Just Like Suicide

On my first day in college, I was settling into my dorm room, and in wandered one of the ugliest people I’ve ever seen.  The college experience is unique in that you’re suddenly in close proximity to a large number of people whom you don’t know, are vaguely your own age, are on the cusp of adulthood, and coincidentally the onset age of many forms of mental illness.  The little troll-like beast looked around at the stuff I was unpacking, and half-asked, half-pronounced, “So, you like hockey?”

I didn’t want to leap to conclusions, so I looked around for any indication that I liked hockey, or that anything in the room implied anything of the sort.  It’s not that I dislike hockey, it’s just that I never gave it a second thought.  Perhaps it was some kind of test question, or conversational opener.  “Why do you ask?”

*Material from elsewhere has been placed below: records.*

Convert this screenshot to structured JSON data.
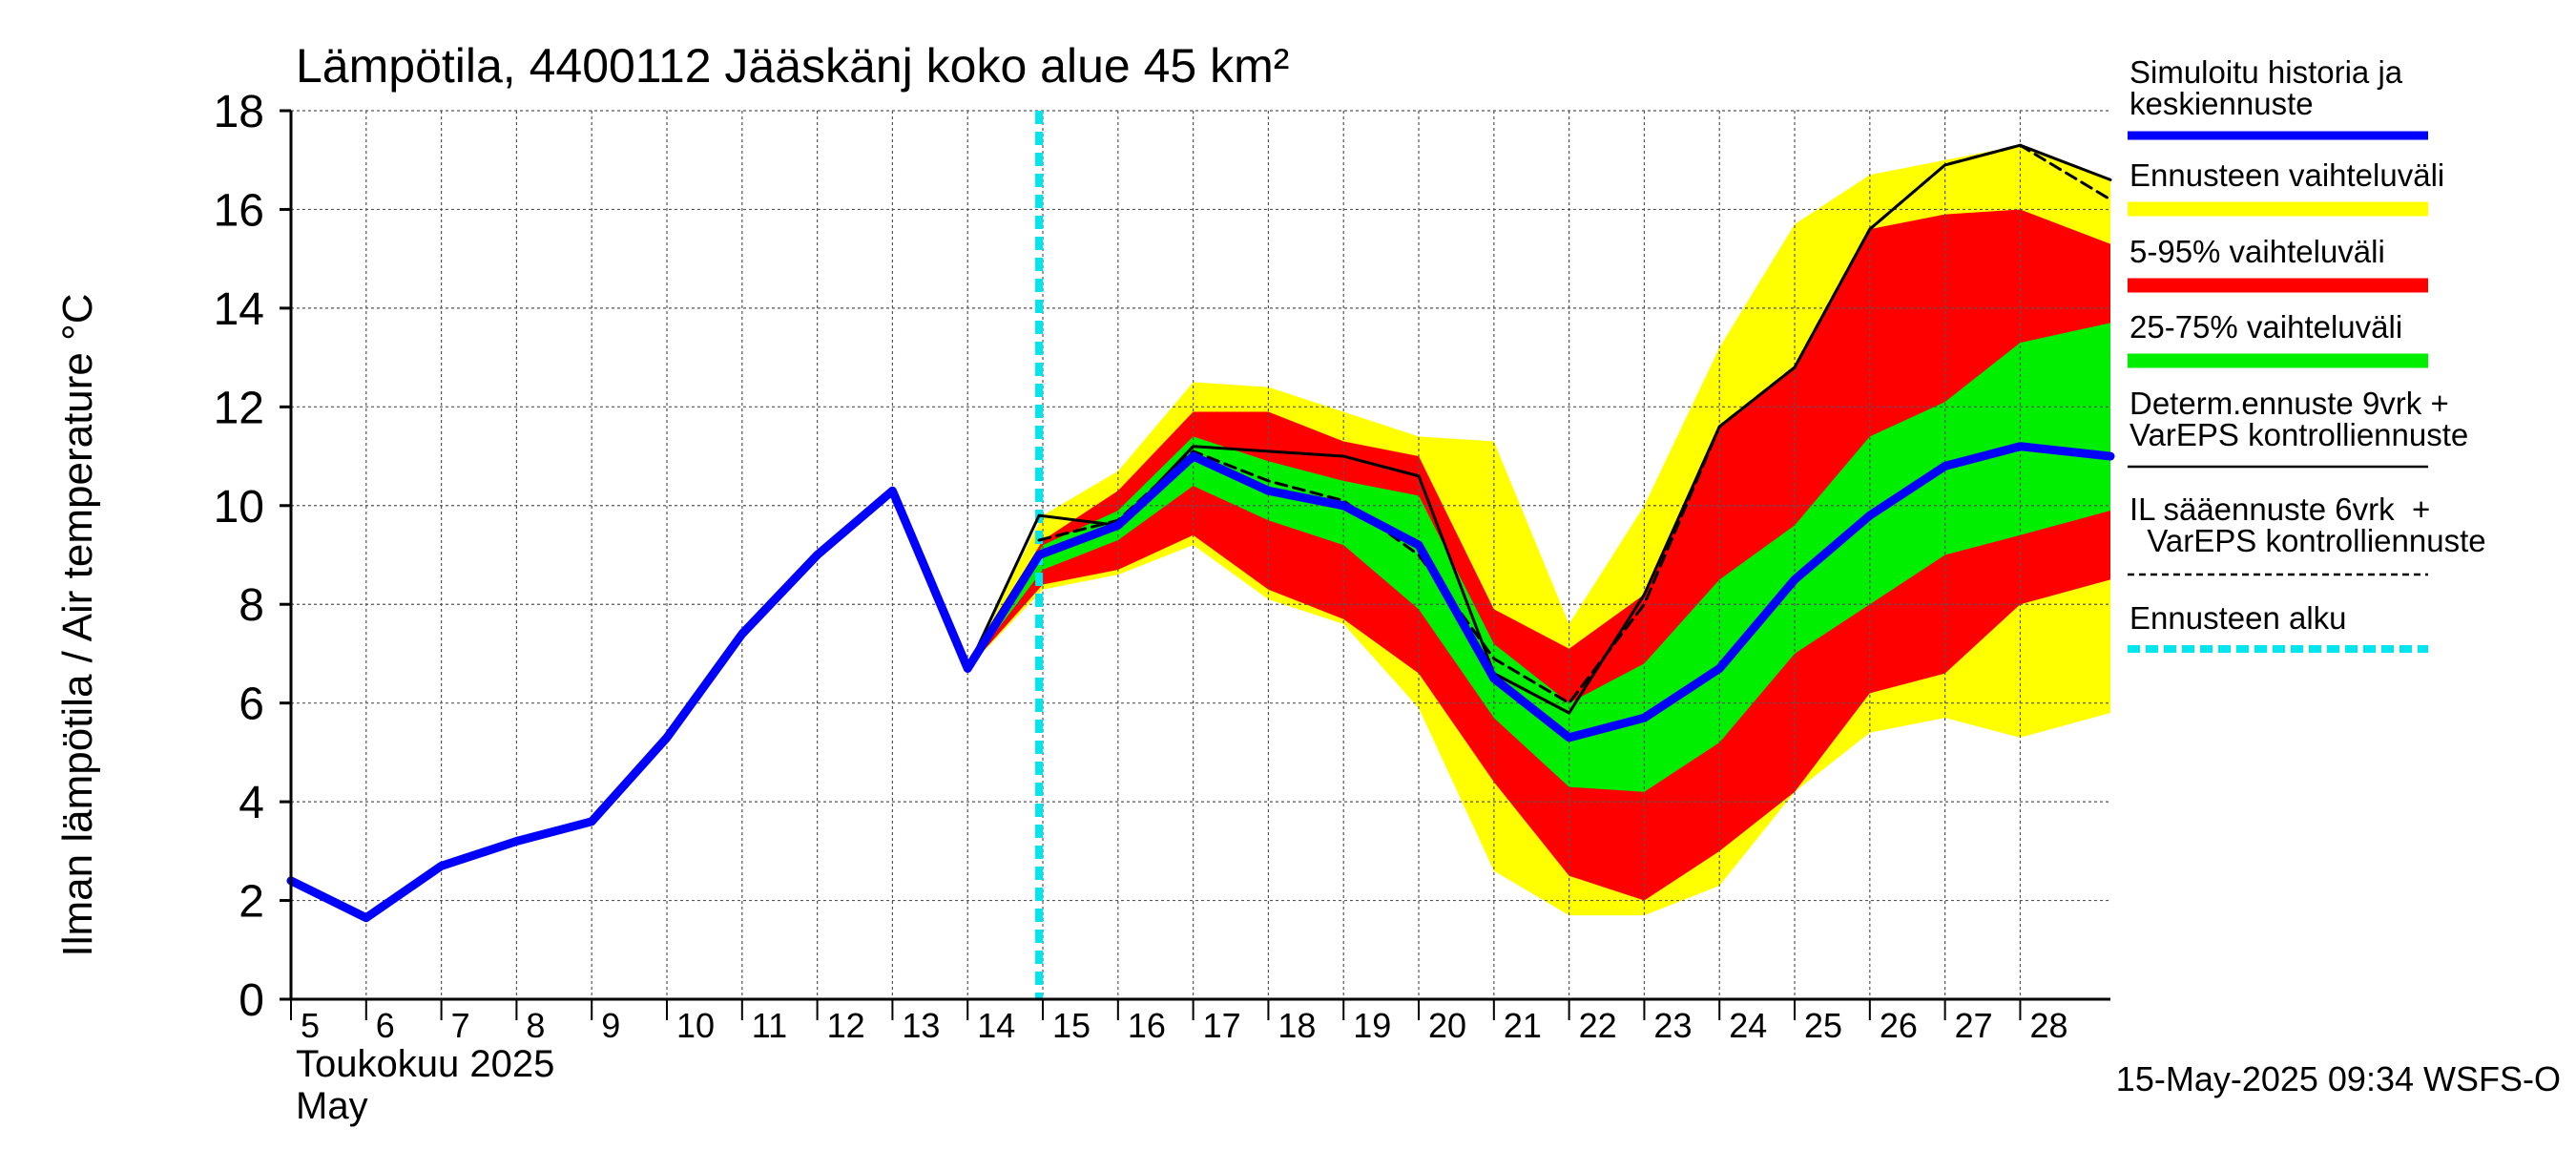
{
  "chart_data": {
    "type": "area",
    "title": "Lämpötila, 4400112 Jääskänj koko alue 45 km²",
    "ylabel": "Ilman lämpötila / Air temperature   °C",
    "xlabel_line1": "Toukokuu  2025",
    "xlabel_line2": "May",
    "timestamp": "15-May-2025 09:34 WSFS-O",
    "ylim": [
      0,
      18
    ],
    "xlim": [
      5,
      29.2
    ],
    "yticks": [
      0,
      2,
      4,
      6,
      8,
      10,
      12,
      14,
      16,
      18
    ],
    "xticks": [
      5,
      6,
      7,
      8,
      9,
      10,
      11,
      12,
      13,
      14,
      15,
      16,
      17,
      18,
      19,
      20,
      21,
      22,
      23,
      24,
      25,
      26,
      27,
      28
    ],
    "grid": true,
    "forecast_start": 14.95,
    "series": [
      {
        "key": "range_outer",
        "color": "#ffff00",
        "x": [
          14,
          15,
          16,
          17,
          18,
          19,
          20,
          21,
          22,
          23,
          24,
          25,
          26,
          27,
          28,
          29.2
        ],
        "upper": [
          6.8,
          9.8,
          10.7,
          12.5,
          12.4,
          11.9,
          11.4,
          11.3,
          7.6,
          10.0,
          13.2,
          15.7,
          16.7,
          17.0,
          17.3,
          16.6
        ],
        "lower": [
          6.7,
          8.3,
          8.6,
          9.2,
          8.1,
          7.6,
          5.9,
          2.6,
          1.7,
          1.7,
          2.3,
          4.2,
          5.4,
          5.7,
          5.3,
          5.8
        ]
      },
      {
        "key": "range_5_95",
        "color": "#ff0000",
        "x": [
          14,
          15,
          16,
          17,
          18,
          19,
          20,
          21,
          22,
          23,
          24,
          25,
          26,
          27,
          28,
          29.2
        ],
        "upper": [
          6.8,
          9.3,
          10.3,
          11.9,
          11.9,
          11.3,
          11.0,
          7.9,
          7.1,
          8.2,
          11.6,
          12.8,
          15.6,
          15.9,
          16.0,
          15.3
        ],
        "lower": [
          6.7,
          8.4,
          8.7,
          9.4,
          8.3,
          7.7,
          6.6,
          4.4,
          2.5,
          2.0,
          3.0,
          4.2,
          6.2,
          6.6,
          8.0,
          8.5
        ]
      },
      {
        "key": "range_25_75",
        "color": "#00ee00",
        "x": [
          14,
          15,
          16,
          17,
          18,
          19,
          20,
          21,
          22,
          23,
          24,
          25,
          26,
          27,
          28,
          29.2
        ],
        "upper": [
          6.8,
          9.2,
          9.9,
          11.4,
          10.9,
          10.5,
          10.2,
          7.2,
          6.0,
          6.8,
          8.5,
          9.6,
          11.4,
          12.1,
          13.3,
          13.7
        ],
        "lower": [
          6.7,
          8.7,
          9.3,
          10.4,
          9.7,
          9.2,
          7.9,
          5.7,
          4.3,
          4.2,
          5.2,
          7.0,
          8.0,
          9.0,
          9.4,
          9.9
        ]
      },
      {
        "key": "determ",
        "color": "#000000",
        "x": [
          13,
          14,
          14.95,
          16,
          17,
          18,
          19,
          20,
          21,
          22,
          23,
          24,
          25,
          26,
          27,
          28,
          29.2
        ],
        "values": [
          10.3,
          6.7,
          9.8,
          9.6,
          11.2,
          11.1,
          11.0,
          10.6,
          6.6,
          5.8,
          8.2,
          11.6,
          12.8,
          15.6,
          16.9,
          17.3,
          16.6
        ]
      },
      {
        "key": "il",
        "color": "#000000",
        "x": [
          14.95,
          16,
          17,
          18,
          19,
          20,
          21,
          22,
          23,
          24,
          25,
          26,
          27,
          28,
          29.2
        ],
        "values": [
          9.3,
          9.7,
          11.1,
          10.5,
          10.1,
          9.0,
          6.9,
          6.0,
          8.0,
          11.6,
          12.8,
          15.6,
          16.9,
          17.3,
          16.2
        ]
      },
      {
        "key": "history",
        "color": "#0000ff",
        "x": [
          5,
          6,
          7,
          8,
          9,
          10,
          11,
          12,
          13,
          14,
          14.95,
          16,
          17,
          18,
          19,
          20,
          21,
          22,
          23,
          24,
          25,
          26,
          27,
          28,
          29.2
        ],
        "values": [
          2.4,
          1.65,
          2.7,
          3.2,
          3.6,
          5.3,
          7.4,
          9.0,
          10.3,
          6.7,
          9.0,
          9.6,
          11.0,
          10.3,
          10.0,
          9.2,
          6.5,
          5.3,
          5.7,
          6.7,
          8.5,
          9.8,
          10.8,
          11.2,
          11.0
        ]
      }
    ],
    "legend": [
      {
        "label_lines": [
          "Simuloitu historia ja",
          "keskiennuste"
        ],
        "color": "#0000ff",
        "style": "thick"
      },
      {
        "label_lines": [
          "Ennusteen vaihteluväli"
        ],
        "color": "#ffff00",
        "style": "band"
      },
      {
        "label_lines": [
          "5-95% vaihteluväli"
        ],
        "color": "#ff0000",
        "style": "band"
      },
      {
        "label_lines": [
          "25-75% vaihteluväli"
        ],
        "color": "#00ee00",
        "style": "band"
      },
      {
        "label_lines": [
          "Determ.ennuste 9vrk +",
          "VarEPS kontrolliennuste"
        ],
        "color": "#000000",
        "style": "thin"
      },
      {
        "label_lines": [
          "IL sääennuste 6vrk  +",
          "  VarEPS kontrolliennuste"
        ],
        "color": "#000000",
        "style": "dashed"
      },
      {
        "label_lines": [
          "Ennusteen alku"
        ],
        "color": "#00e5ee",
        "style": "cyan-dashed"
      }
    ]
  }
}
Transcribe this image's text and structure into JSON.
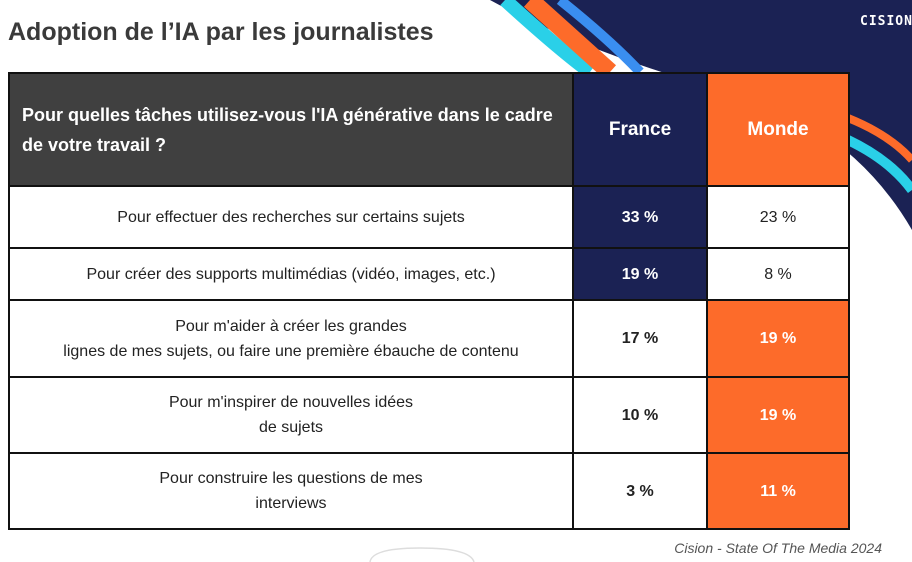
{
  "title": "Adoption de l’IA par les journalistes",
  "logo": "CISION",
  "table": {
    "header": [
      "Pour quelles tâches utilisez-vous l'IA générative dans le cadre de votre travail ?",
      "France",
      "Monde"
    ],
    "rows": [
      [
        "Pour effectuer des recherches sur certains sujets",
        "33 %",
        "23 %"
      ],
      [
        "Pour créer des supports multimédias (vidéo, images, etc.)",
        "19 %",
        "8 %"
      ],
      [
        "Pour m'aider à créer les grandes\nlignes de mes sujets, ou faire une première ébauche de contenu",
        "17 %",
        "19 %"
      ],
      [
        "Pour m'inspirer de nouvelles idées\nde sujets",
        "10 %",
        "19 %"
      ],
      [
        "Pour construire les questions de mes\ninterviews",
        "3 %",
        "11 %"
      ]
    ]
  },
  "source": "Cision - State Of The Media 2024"
}
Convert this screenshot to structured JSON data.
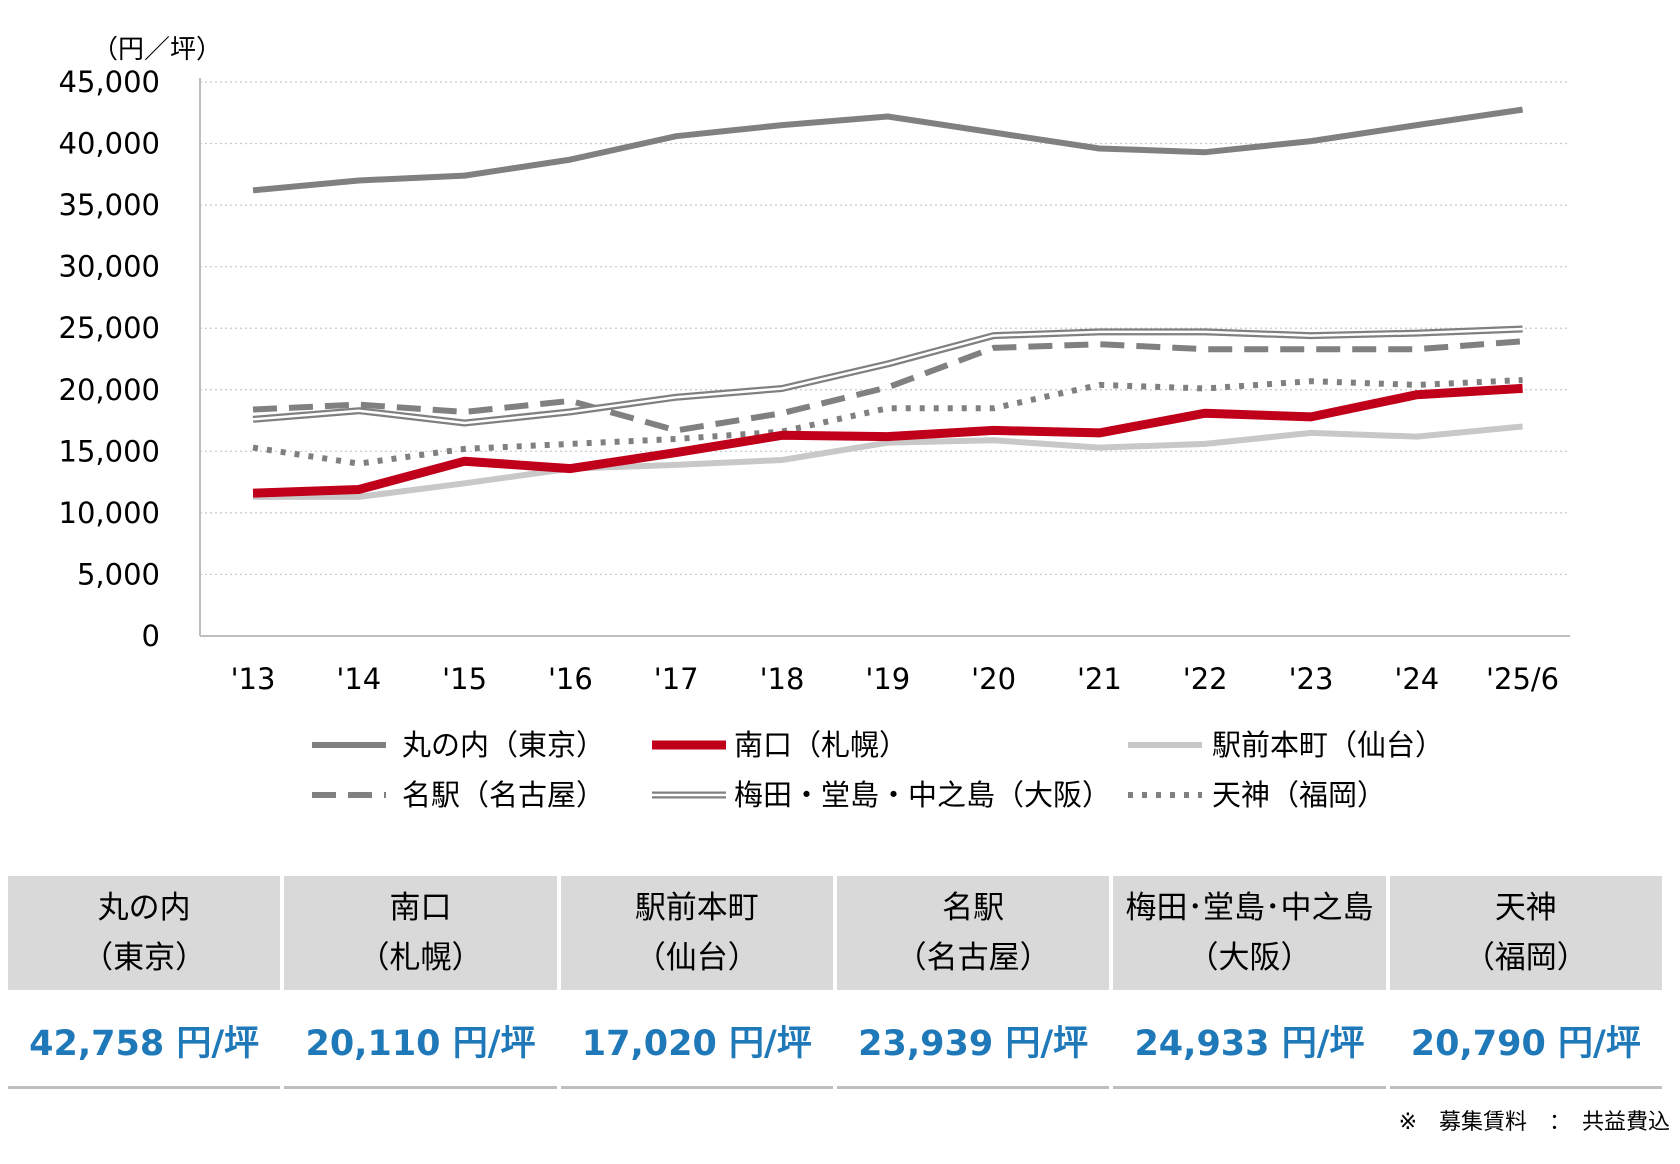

“You just kind of looked like you like hockey,” he replied.  This didn’t strike me as particularly complimentary.

After a moment, it was apparent he was going to say nothing more.  “Do you like hockey?” I asked him, for no particular reason, starting to feel vaguely uncomfortable with his continuing presence.

“It’s okay, I guess,” he stated flatly, and wandered out the door.

I’m normally the type of person who ends up being friends with people who are socially awkward or who don’t make friends easily.  I’ve never been able to bring myself to walk away from the lonely, and can usually find something interesting or redeeming in anybody.  By virtue of sticking up for or trying to help the downtrodden, I seemed to end up hanging out with them frequently.

I made a sincere effort with the troll to engage him in normal conversations.  Partly because of his striking unattractiveness, I made even more of an effort than came naturally.  In nearly every conversation, the troll managed to insult me in some way, and despite my best efforts to draw him in to social situations, got nowhere.  Everybody absolutely hated him.

I didn’t hate him, which meant that I got to commiserate with people who had to deal with him.  He actually had an amazing ability to say, at any given point, the very thing that would piss off the greatest number of people, and was such a pernicious loser that he was thrown out of every organization he attempted to join (an amazing feat, frankly) — he even attempted to join the volunteer fire department and was judged “a danger to himself and others” on the first day of training.

After a while, I gave up.

Near the end of the quarter, I was walking by his room on the way to the cafeteria, and heard him wailing, “I just can’t win!”   I stopped for a moment, and he howled, “I don’t care any more!  I don’t care any more!” in an anguished screech.

I wasn’t quite sure what to do.  A few friends saw me standing there, and stopped and stood there with me.  After a moment, the troll screamed louder, “I don’t care any moooore!  I don’t care no moooore!”

About a week earlier, we had all been present on the couches in my room in a mad college combination of studying and drinking when our mutual friend “Matt” staggered into the room and announced, in a drunken slur, that he’d “had quite enough.”  We waited for Matt to say something else, or pass out, but instead he ran toward our large, open, fourth-floor window.

My roommate, closest to the window and thinking faster than any of us, managed to grab Matt by the ankles as he was halfway out the window.  Matt bent at the waist as momentum carried him forward, and his face hit the side of the building.  Three of us hauled him back inside, unconscious.

Matt’s face was scraped up, but otherwise he didn’t seem in very bad shape, so we dumped him in the common room, careful to leave him face down.

Neither Matt nor the rest of us spoke of the incident again, but it was foremost on our minds as we stood outside the troll’s door.

“You think he’s going to kill himself?”

“He probably should, I hate that guy.”

“Oh come on, we can’t just stand by and let him kill himself, whether we like him or not.  We should get him some help.”

“Okay, let’s go in.”

I knocked, then banged, on the door, but the troll didn’t answer.  He just kept up that awful screaming:  “I don’t care any mooooore!”

Crap.  I tried the knob, but his door was locked.

“Now what?”

“We’ve got to break in”

We knew from experience that the dormitory doors could be opened by applying enough pressure to the metal frame while pushing the latch.  We ran to our rooms and came back with a crowbar and a thin screwdriver.  When we got back, the troll was still screaming, “I don’t care any moooore!”

I winced at the awful noise.  “My god, he sounds like he’s suffering.”

“At least we know he’s still alive.”

After a moment, the four of us managed to spring the door open, and tumbled into the troll’s room.

He was sitting in the dark under his desk, in nothing but his underwear.  He looked remarkably pleased to see us break his door and spill into his room, as if we’d all decided to visit him on his birthday.  He was wearing huge, ear-covering headphones, which he removed upon seeing us.

“Oh hey, guys,” said the troll, “I was just listening to some Phil Collins.”